The words struck Ci'an with the force of a revelation. A true ruler. For her entire life as Empress and then as Empress Dowager, she had been the second, the quieter one, the one who deferred. Cixi was the ruler; she was the partner. No one had ever spoken to her with such direct, validating respect. And to hear it from the boy she now secretly believed possessed a divine, heavenly insight… it was an incredibly powerful affirmation of her difficult, dangerous decision. It washed away her doubt and began to replace it with a fledgling sense of resolve.
Ying Zheng then held out the small, bamboo-caged bird. "When I am sad," he said simply, "or when the tutors are being too loud, I listen to the bird's song. It makes me feel a little better." He pressed the toy into her hands. "You should have it. You need it more than I do tonight."
The gesture was so simple, so profoundly innocent and kind, that it broke through the final walls of Ci'an's composure. She was a woman starved of genuine affection and respect in the cold, transactional world of the court. Cixi gave her orders; the ministers gave her flattery. This small boy was offering her genuine comfort.

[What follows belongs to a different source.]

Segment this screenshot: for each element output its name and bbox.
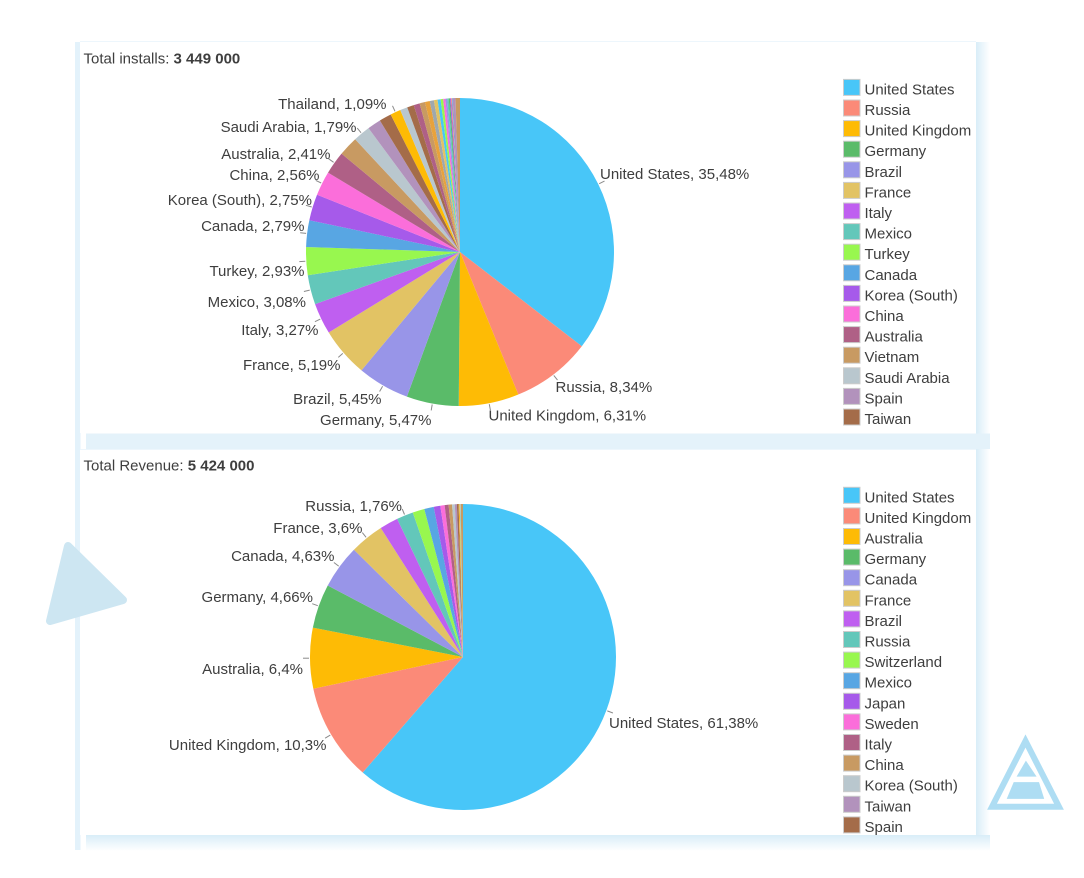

She knelt down, her eyes now level with his, and took the small toy from his hands. Tears welled in her eyes again, but these were not tears of sorrow. They were tears of gratitude and a fierce, burgeoning protectiveness.

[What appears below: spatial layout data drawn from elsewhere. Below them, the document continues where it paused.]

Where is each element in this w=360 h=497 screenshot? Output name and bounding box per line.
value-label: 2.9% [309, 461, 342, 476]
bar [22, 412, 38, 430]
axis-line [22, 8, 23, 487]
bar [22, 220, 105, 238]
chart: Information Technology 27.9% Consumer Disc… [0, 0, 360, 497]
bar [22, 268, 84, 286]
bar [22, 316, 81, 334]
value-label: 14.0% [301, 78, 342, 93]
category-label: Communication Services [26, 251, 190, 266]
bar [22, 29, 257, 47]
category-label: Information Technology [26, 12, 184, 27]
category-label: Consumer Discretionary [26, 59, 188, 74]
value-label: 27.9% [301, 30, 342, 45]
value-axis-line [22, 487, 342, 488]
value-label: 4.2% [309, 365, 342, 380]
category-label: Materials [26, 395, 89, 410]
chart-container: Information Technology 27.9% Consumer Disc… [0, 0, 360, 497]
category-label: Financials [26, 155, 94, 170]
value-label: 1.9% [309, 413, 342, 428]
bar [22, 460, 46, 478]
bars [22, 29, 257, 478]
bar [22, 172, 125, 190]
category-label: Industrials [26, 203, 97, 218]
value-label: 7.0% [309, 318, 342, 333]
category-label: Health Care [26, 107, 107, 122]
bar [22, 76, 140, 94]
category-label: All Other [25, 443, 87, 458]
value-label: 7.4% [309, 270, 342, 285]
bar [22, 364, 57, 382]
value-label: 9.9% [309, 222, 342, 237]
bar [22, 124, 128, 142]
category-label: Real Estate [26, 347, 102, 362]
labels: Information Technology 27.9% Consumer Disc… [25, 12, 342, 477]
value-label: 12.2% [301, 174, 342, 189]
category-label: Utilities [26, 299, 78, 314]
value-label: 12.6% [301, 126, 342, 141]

"Thank you, Zaitian," she whispered, using his personal name for the first time. "Thank you."
In that moment, a bond was forged between the ancient, calculating emperor and the gentle, heartbroken empress. It was a bond not of political convenience, but of genuine emotion—or at least, what Ci'an perceived as genuine emotion. He was no longer just a symbol to her, the Son of Heaven she was duty-bound to serve. He was now a special, wise, and vulnerable child whom she felt a deep, personal need to protect from the rages and ambitions of his other "mother," Cixi. Ying Zheng had just acquired his most powerful ally yet.